Sunaks supporters have insisted the country risks heading into an economic catastrophe that would have far more serious consequences for jobs, businesses, mental health, physical health and, yes, lives lost.
Until yesterday, the Prime Minister seemed to be firmly on the side of Whitty and his fellow scientists, but the press conference changed all that. The Prime Minister may have been in the middle, but he could just as easily have shared the Sunaks’ platform. Pictured: UK Prime Minister Boris Johnson (left) leaves 10 Downing Street with Chancellor Rishi Sunak
To say you are following the science seems reasonable enough but cannot be used as a substitute for decision making, said a prominent Tory MP. If we don’t save livelihoods as well as lives, there will be no money for the NHS for generations.

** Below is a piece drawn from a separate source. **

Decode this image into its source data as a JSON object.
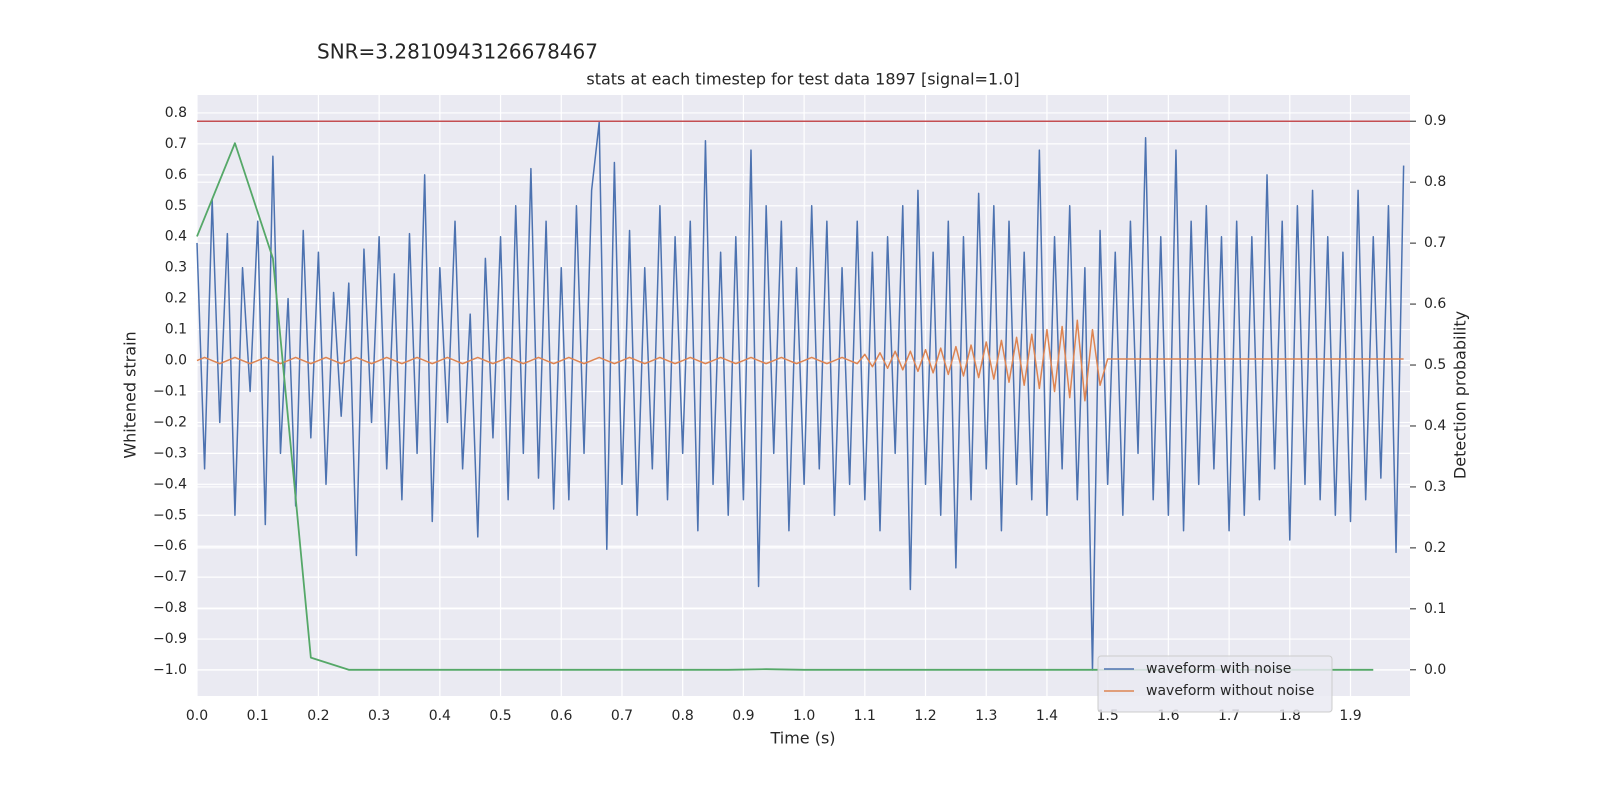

A minister who worked with Professor Whitty said: No one is questioning Chriss’s integrity. As a doctor, his only responsibility is to save lives. Every member of Sage knows that when the inevitable public inquiries into Covid take place, they will all be judged on one factor: did they try to save all lives.
Significantly, Johnson has consulted with experts who favor a very different approach. He and the Chancellor followed the advice of the architect of the Swedish anti-lockdown strategy, Professor Anders Tegnell.
They also heard eminent epidemiologist Sunetra Gupta, professor at the University of Oxford, one of the authors of a petition against the lockdown, the Great Barrington statement.
This amounts to a powerful rebuke to Professor Whitty.
And what has become clear is that Johnson not only agrees with much of the statement, but uses it, in tandem with the dark statements of Professor Whitty and SAGE, to shape the Covid policy. Momentarily, he turned his back on scientists for the sake of the economy. The question is, will he keep his cool and continue to keep them at bay?